Rudolf Balmer über die Enthaltung der MélEnchon-Wähler: Gefährlich schlechte Verlierer
Diese Suppe ess ich nicht“, schmollen in Frankreich viele enttäuschte Linkswähler, vor allem aus dem Lager von Jean-Luc Mélenchon. Sie sind über den Ausgang der ersten Runde der Präsidentenwahl so frustriert, dass sie den zweiten lieber boykottieren wollen. Zwischen Marine Le Pen und Emmanuel Macron entscheiden zu müssen ist für sie eine Wahl zwischen „Pest und Cholera“. Keine Stimme für Le Pen, sagen sie zwar. Doch, um das auch zu erreichen, für Macron zu stimmen kommt für sie nicht infrage. Sie machen sich so zu Zaungästen, die das Geschehen rechthaberisch kommentieren. Gerade so, als wenn sie das nichts anginge!
Die linke Kritik am Programm von Emmanuel Macron ist mehr als berechtigt, auch ist die Enttäuschung der WählerInnen der ausgeschiedenen Kandidaten Mélenchon, Hamon, Poutou oder Arthaud verständlich. Doch bei dieser Stichwahl gibt es keine andere Alternative zu Le Pen als Macron. Alles andere ist Selbstbetrug. Die scheinbare Neutralität des „Weder Le Pen noch Macron“ ist eine resignierte Kapitulation. Zuerst zur radikalen Veränderung auf die Wahlen setzen und dann passen, weil das Resultat nicht den Hoffnungen entspricht, heißt, schlechte Verlierer zu sein und kurz vor der Entscheidung mit der Faust im Sack die Arena zu verlassen. Wer jetzt in dieser die Wahl boykottiert, verschenkt ein einfaches Mittel, der extremen Rechten eine massive Absage zu erteilen. Natürlich reicht das nicht, um sie nachhaltig zu bekämpfen.

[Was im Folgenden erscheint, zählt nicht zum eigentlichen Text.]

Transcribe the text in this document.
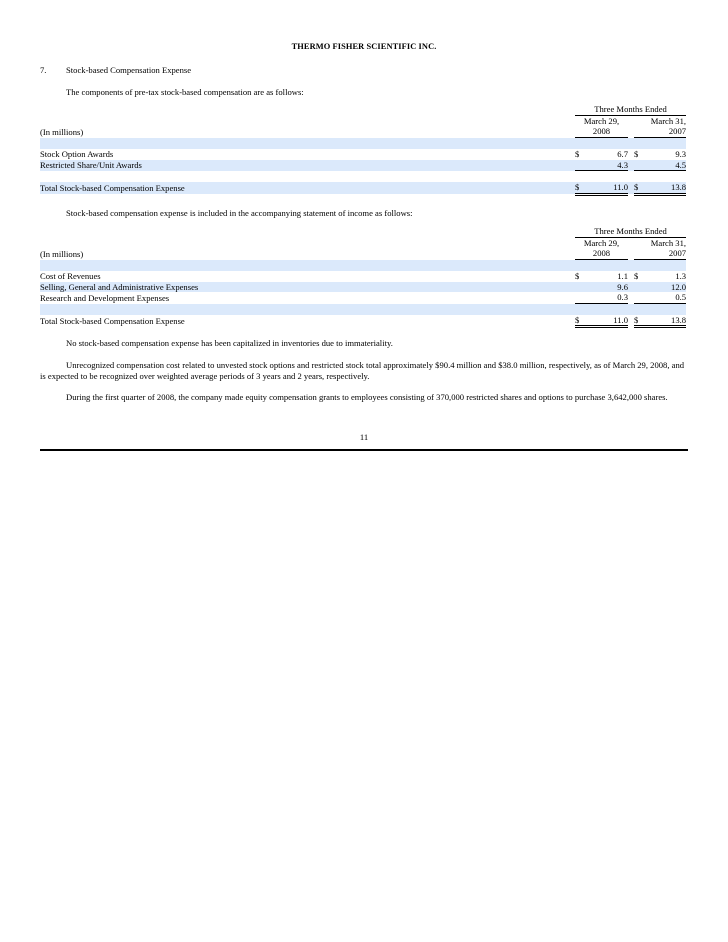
THERMO FISHER SCIENTIFIC INC.
7. Stock-based Compensation Expense
The components of pre-tax stock-based compensation are as follows:
	Three Months Ended				
	March 29,			March 31,	
(In millions)	2008			2007	

Stock Option Awards	$	6.7		$	9.3
Restricted Share/Unit Awards		4.3			4.5

Total Stock-based Compensation Expense	$	11.0		$	13.8
Stock-based compensation expense is included in the accompanying statement of income as follows:
	Three Months Ended				
	March 29,			March 31,	
(In millions)	2008			2007	

Cost of Revenues	$	1.1		$	1.3
Selling, General and Administrative Expenses		9.6			12.0
Research and Development Expenses		0.3			0.5

Total Stock-based Compensation Expense	$	11.0		$	13.8
No stock-based compensation expense has been capitalized in inventories due to immateriality.
Unrecognized compensation cost related to unvested stock options and restricted stock total approximately $90.4 million and $38.0 million, respectively, as of March 29, 2008, and is expected to be recognized over weighted average periods of 3 years and 2 years, respectively.
During the first quarter of 2008, the company made equity compensation grants to employees consisting of 370,000 restricted shares and options to purchase 3,642,000 shares.
11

Wer resolut soziale Errungenschaften gegen die drohende Machteroberung durch die extreme Rechte, aber auch gegen einen neoliberalen Sozialabbau verteidigen will, wird dies zweifellos unter einer Regierung von Macron ungehindert tun können – und müssen. Genau diese so teuer erkämpfte demokratische Freiheit ist jedoch durch Marine Le Pen sehr ernsthaft bedroht. Die beiden mit der Wahlverweigerung auf dieselbe Stufe zu stellen ist absurd und gefährlich.